In 1996, when Daryl Atkinson was 25 years old, he was sentenced to 10 years at a state prison for a first-time nonviolent drug offense. Daryl ended up serving 40 months due to good behavior, but for Daryl, those months were critical for building his relationship with his daughter — and he missed out on them completely.

“When I was sentenced, my daughter was just two years old. Where I was incarcerated, the setting where we would get to meet with visitors wasn’t at all conducive to building a parent-child relationship. The meeting room was cold and sterile, not at all fit for doing the things that fathers do with their babies, like playing with toys or reading to them.”

“And even when I was released, it took about a year for me to get back on my feet. I faced a number of consequences from my incarceration that set me back — including not being eligible for federal student aid. By the time I felt I had some stability, I had missed out on some key years in developing my relationship with my daughter.”

After being released, Daryl was determined to turn his life around. He obtained a degree in Political Science, and went on to obtain his law degree from the University of St. Thomas School of Law in Minneapolis, Minnesota. Daryl now serves as the Second Chance Fellow at the Department of Justice, where he specializes on reentry reform issues, including policies that help facilitate the parent-child relationship of currently and formerly incarcerated parents.

“The reality is that a parent’s incarceration has an incredible impact on the life outcomes for their child. Not only are children of incarcerated parents affected by the day-to-day issues that come from being more likely to live in an disadvantaged community with less access to resources but there’s also the potential for juvenile justice and delinquency issues that come from lacking strong parental bonds.”

Today, Daryl is a father of two daughters, and he never forgets what his second chance means for his daughters.

“I now have a daughter who’s 4 years old. Being at home with her every day gives me a chance to appreciate the experiences that I missed out on while I was incarcerated with my first daughter. It grounds me to think of the profound impact that my incarceration experience must have had on her. Her dad just wasn’t around. I think about that every day.”

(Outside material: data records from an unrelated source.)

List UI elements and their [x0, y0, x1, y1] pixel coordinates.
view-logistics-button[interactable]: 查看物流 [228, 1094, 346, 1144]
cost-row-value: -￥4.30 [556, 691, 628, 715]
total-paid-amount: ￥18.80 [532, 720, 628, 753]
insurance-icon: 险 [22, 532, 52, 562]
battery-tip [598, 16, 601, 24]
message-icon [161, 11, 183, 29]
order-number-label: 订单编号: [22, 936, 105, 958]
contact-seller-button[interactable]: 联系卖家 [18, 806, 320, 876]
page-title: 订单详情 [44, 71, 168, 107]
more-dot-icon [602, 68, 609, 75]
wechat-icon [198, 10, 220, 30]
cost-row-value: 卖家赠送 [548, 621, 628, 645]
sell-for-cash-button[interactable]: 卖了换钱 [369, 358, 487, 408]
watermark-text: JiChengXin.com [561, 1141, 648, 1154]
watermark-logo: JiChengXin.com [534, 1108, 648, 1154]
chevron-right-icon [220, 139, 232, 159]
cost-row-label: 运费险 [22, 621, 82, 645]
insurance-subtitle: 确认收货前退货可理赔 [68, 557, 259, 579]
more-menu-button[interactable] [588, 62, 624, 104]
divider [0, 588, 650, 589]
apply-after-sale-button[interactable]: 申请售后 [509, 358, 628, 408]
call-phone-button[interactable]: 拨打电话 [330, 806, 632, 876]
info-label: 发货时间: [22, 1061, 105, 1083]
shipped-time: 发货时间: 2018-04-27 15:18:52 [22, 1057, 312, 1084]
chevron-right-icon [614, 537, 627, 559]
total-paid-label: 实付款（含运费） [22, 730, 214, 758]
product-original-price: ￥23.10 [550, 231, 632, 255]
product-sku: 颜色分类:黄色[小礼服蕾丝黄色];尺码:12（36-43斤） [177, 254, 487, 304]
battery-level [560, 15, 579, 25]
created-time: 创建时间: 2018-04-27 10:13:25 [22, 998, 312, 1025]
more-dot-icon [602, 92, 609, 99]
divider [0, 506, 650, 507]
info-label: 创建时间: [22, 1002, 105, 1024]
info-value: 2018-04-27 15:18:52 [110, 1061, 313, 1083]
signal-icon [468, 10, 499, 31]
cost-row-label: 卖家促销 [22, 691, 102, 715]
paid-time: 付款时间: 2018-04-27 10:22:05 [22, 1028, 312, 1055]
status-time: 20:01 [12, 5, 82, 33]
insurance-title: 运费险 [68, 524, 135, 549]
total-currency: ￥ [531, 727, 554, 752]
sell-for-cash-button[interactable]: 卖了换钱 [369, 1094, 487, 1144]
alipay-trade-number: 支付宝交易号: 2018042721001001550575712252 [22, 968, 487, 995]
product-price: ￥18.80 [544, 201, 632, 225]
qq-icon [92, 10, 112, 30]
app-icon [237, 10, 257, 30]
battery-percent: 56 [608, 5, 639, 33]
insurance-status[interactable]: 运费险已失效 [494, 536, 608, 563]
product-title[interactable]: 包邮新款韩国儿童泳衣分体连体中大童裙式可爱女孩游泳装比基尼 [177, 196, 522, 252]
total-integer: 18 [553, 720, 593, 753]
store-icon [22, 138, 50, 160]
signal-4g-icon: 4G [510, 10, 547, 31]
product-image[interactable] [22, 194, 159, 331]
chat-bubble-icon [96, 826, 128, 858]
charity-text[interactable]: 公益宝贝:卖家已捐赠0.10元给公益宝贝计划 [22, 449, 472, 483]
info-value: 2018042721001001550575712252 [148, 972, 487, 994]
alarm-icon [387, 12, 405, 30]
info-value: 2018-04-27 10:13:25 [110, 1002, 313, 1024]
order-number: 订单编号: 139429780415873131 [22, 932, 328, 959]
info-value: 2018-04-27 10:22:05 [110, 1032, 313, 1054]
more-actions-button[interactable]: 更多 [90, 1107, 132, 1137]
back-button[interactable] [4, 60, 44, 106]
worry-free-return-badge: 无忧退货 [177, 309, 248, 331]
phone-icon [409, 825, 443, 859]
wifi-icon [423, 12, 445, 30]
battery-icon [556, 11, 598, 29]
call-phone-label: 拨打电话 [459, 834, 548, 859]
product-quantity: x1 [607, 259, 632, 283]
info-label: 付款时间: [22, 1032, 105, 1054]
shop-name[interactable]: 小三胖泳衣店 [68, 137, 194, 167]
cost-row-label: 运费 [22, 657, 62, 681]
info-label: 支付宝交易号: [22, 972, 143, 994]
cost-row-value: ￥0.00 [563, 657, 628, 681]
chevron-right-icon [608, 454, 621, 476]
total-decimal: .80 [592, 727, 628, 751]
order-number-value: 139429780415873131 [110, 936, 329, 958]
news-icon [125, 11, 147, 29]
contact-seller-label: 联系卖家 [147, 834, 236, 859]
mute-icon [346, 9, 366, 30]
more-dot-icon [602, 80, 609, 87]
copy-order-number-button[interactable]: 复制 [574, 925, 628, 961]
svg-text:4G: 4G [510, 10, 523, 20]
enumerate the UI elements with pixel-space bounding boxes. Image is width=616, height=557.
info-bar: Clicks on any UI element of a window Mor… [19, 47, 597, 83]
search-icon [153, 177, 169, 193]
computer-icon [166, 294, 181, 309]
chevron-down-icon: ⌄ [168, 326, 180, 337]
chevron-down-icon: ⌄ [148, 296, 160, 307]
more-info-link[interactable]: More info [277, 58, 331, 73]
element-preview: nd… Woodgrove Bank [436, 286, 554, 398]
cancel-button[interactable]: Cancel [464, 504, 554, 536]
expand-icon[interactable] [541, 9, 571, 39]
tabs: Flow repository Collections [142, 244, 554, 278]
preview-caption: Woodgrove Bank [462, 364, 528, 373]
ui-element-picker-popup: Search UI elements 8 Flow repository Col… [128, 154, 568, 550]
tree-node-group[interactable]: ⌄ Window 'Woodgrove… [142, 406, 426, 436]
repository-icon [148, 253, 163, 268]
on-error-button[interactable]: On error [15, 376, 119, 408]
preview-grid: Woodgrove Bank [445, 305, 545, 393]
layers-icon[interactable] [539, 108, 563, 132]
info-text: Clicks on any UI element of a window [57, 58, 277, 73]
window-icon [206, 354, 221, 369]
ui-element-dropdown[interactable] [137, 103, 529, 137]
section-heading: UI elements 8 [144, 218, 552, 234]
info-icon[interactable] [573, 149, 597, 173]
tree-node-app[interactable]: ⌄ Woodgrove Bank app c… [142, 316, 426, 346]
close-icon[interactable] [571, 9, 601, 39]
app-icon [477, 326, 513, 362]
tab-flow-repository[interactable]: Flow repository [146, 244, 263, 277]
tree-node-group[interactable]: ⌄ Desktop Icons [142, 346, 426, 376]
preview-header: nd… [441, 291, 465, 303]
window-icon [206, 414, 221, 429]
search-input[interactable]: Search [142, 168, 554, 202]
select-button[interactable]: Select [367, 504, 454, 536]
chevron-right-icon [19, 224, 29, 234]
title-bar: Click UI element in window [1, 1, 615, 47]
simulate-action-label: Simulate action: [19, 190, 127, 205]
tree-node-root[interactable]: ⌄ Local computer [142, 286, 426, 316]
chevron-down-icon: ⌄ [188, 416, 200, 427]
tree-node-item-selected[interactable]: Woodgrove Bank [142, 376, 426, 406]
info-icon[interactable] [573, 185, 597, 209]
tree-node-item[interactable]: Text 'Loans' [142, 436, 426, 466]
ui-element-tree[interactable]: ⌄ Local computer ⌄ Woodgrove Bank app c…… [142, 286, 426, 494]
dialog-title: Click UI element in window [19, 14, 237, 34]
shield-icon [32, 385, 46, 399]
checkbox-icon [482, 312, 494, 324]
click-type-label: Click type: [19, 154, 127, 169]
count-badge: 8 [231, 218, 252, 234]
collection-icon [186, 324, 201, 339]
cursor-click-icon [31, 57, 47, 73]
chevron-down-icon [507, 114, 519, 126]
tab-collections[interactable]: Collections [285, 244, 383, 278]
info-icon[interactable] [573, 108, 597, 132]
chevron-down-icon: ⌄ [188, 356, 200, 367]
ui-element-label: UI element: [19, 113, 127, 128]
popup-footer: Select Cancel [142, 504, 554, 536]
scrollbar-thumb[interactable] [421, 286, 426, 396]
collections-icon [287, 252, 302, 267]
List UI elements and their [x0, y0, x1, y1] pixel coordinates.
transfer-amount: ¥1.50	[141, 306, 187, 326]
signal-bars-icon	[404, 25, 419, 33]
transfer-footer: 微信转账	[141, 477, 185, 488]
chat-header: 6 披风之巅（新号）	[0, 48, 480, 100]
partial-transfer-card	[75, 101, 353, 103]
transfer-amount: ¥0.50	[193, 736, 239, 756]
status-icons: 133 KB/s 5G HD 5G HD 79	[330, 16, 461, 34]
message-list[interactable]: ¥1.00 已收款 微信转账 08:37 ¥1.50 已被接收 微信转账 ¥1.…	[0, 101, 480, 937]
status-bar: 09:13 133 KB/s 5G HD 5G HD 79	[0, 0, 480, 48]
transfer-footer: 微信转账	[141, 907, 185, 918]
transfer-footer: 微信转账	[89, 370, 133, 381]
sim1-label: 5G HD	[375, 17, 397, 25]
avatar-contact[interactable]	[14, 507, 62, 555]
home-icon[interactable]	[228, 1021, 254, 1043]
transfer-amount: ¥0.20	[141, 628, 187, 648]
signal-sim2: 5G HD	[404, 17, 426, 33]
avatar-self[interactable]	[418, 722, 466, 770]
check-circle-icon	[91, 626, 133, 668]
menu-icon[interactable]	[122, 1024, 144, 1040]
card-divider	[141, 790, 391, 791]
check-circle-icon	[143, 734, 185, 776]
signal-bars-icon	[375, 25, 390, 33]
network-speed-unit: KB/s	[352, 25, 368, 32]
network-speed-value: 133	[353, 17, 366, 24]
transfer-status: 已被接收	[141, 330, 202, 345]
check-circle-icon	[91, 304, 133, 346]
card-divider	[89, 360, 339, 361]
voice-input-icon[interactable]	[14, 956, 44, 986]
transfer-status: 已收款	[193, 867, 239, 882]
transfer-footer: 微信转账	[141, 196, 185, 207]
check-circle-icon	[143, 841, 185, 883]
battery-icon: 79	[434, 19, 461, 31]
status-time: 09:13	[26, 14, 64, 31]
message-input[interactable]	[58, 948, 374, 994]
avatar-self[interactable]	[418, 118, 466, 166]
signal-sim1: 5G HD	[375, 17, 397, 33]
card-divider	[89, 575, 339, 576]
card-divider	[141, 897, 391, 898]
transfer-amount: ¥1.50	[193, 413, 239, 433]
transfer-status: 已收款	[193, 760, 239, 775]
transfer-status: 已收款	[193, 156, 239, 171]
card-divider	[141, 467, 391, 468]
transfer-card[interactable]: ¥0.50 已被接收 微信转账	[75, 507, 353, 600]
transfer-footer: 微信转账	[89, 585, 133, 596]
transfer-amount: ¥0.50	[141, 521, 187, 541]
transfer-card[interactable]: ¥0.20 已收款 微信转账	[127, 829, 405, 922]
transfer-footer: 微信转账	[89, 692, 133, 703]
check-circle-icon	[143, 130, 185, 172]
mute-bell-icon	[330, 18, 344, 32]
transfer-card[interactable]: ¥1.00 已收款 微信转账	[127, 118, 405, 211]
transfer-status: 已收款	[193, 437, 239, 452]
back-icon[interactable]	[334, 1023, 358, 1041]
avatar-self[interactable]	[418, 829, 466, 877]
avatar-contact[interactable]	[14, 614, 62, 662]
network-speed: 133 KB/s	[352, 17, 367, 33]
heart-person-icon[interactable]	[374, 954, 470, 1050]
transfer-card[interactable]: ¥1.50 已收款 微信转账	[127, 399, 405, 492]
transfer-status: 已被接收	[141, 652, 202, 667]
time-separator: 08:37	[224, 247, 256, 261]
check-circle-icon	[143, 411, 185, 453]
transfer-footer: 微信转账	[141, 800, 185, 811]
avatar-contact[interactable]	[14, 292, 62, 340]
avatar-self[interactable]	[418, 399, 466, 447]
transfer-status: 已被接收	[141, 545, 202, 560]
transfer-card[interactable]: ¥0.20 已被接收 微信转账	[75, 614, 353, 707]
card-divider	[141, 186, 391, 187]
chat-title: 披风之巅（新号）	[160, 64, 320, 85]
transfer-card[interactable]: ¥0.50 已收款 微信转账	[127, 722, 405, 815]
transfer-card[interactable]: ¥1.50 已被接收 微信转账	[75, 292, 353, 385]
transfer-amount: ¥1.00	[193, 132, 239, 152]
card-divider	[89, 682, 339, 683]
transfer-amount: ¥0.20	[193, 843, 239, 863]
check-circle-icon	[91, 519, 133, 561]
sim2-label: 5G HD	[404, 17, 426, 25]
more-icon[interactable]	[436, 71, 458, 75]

There are 2.2 million people behind bars in America today — and more than 5 million children have a parent who is currently incarcerated or has been incarcerated in the past.

Mass incarceration doesn’t impact just the people behind bars — it has consequences for both families and communities.

A parent with a criminal record can face a tough time securing a job, putting strain on a family’s ability to provide basic necessities to children. The stress of incarceration on a family can have further negative impacts on children — and some studies have shown that children of parents who have been incarcerated are more likely to enter the criminal justice system themselves.

President Obama knows that supporting individuals who have paid their debt to society is good for families and it’s good for our economy.

This is why President Obama has worked to reduce the barriers that people with criminal records face when they reintegrate into society. He’s announced new grants to help returning citizens take advantage of their second chance through education, job training, housing, legal help, and children’s services. He’s taken action to “ban the box” so that applicants with criminal records can have a shot at the majority of federal jobs.

Following President Obama’s lead are a number of employers, educators, and advocacy groups across the country that have stepped up to highlight challenges that incarcerated parents and their families face. For example, Google recently launched the #LoveLetters effort, an awareness campaign that highlights the impacts on children of incarcerated parents. There are also efforts founded and run by children of incarcerated individuals such as POPS the Club and ScholarChips aimed at providing peer-to-peer support and resources.

We support these efforts wholeheartedly.

Irrespective of where one falls on the political spectrum, not too many can fault efforts to re-connect children with their dads. The evidence about the impact of paternal absenteeism is in and the outcome grim. Let’s support active parenting from all angles and all sources, shall we?